If you are looking for a plaster-like finish, you should install blue board — a drywall product made for this purpose — then skim coat the entire surace instead of just the seams. This is much faster than with traditional plaster.
Most drywall or Sheetrock you see is either 1/2 inch or 5/8 inch thick. What size to use depends on a variety of factors, including durability, location and fire safety.
The width of drywall sheets is either 48 or 54 inches. The reason for the two width sizes is that when installed horizontally, two sheets will equal either 8 or 9 feet — common ceiling heights in residential construction.
The sheet lengths vary from 8 to 16 feet. For the do-it-yourselfer, a 4- by 8-foot sheet will be difficult enough to maneuver. And don't forget that you'll need to cut holes for every outlet and light fixture box and get those all to line up, too.

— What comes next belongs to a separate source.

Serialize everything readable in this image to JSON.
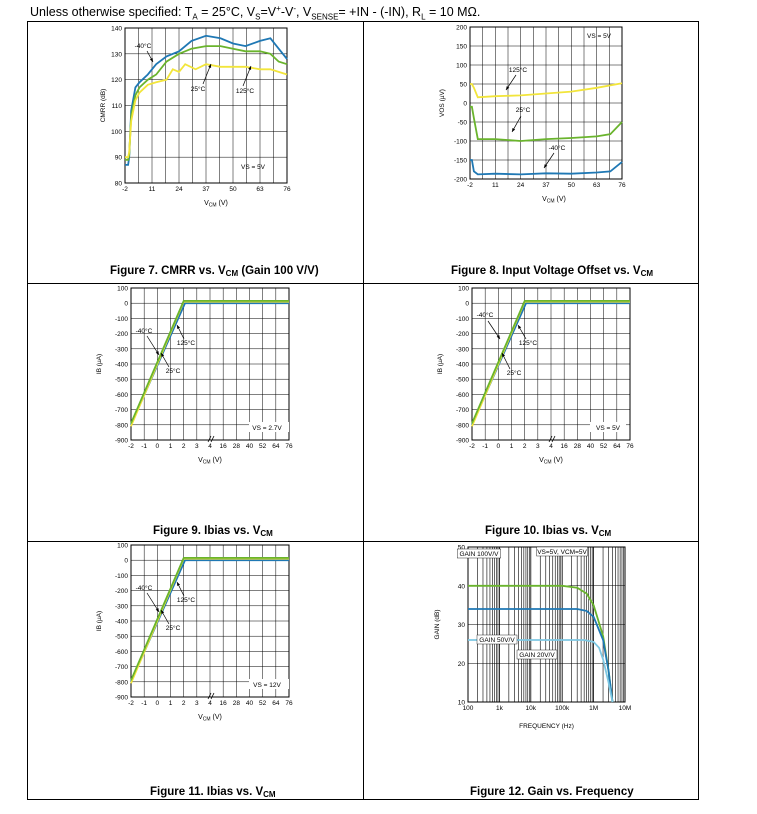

Professionals generally use the longer sheets, like the one shown in this picture, because it reduces the time spent on taping joints.
But what if you want the drywall to bend? Use 1/4-inch or 3/8-inch drywall. You may also need to make slits in the material to allow it to take the curve.
Other than regular gray drywall, you'll also see green and purple. Both of these are good for areas that will see a lot of moisture, like a bathroom. The purple is a step up in moisture protection from the green. Even with this added security, I don't recommend installing these in a shower or tub surround — you'll want to tile on cement board instead. Use green or purple board for bathroom walls outside the shower. And install a good bath fan with a timer switch so that you're not testing the capability of the drywall.
Other types of drywall you'll see are type X for added fire protection and QuietRock (shown), which is two pieces of gypsum laminated together with a special glue that allows the assembly to absorb sound and make your living space quieter. The drywall is installed with the same special glue at the seams, and a putty-like material is placed around outlet boxes. If installed properly, it is quite effective — but that doesn't come cheap.
If you're looking for a lighter sheet of rock, try USG's new lightweight drywall. Better yet, DIYers should rent a drywall lift for ceilings. It's worth the added expense.
We've only scratched the surface of what can be done with drywall. Although drywall is easier to install than plaster, it takes time to master the skill. Look for opportunities to practice, like in a garage, before you try your skills on the living room.
Have fun, wear a mask when you sand, and rock on!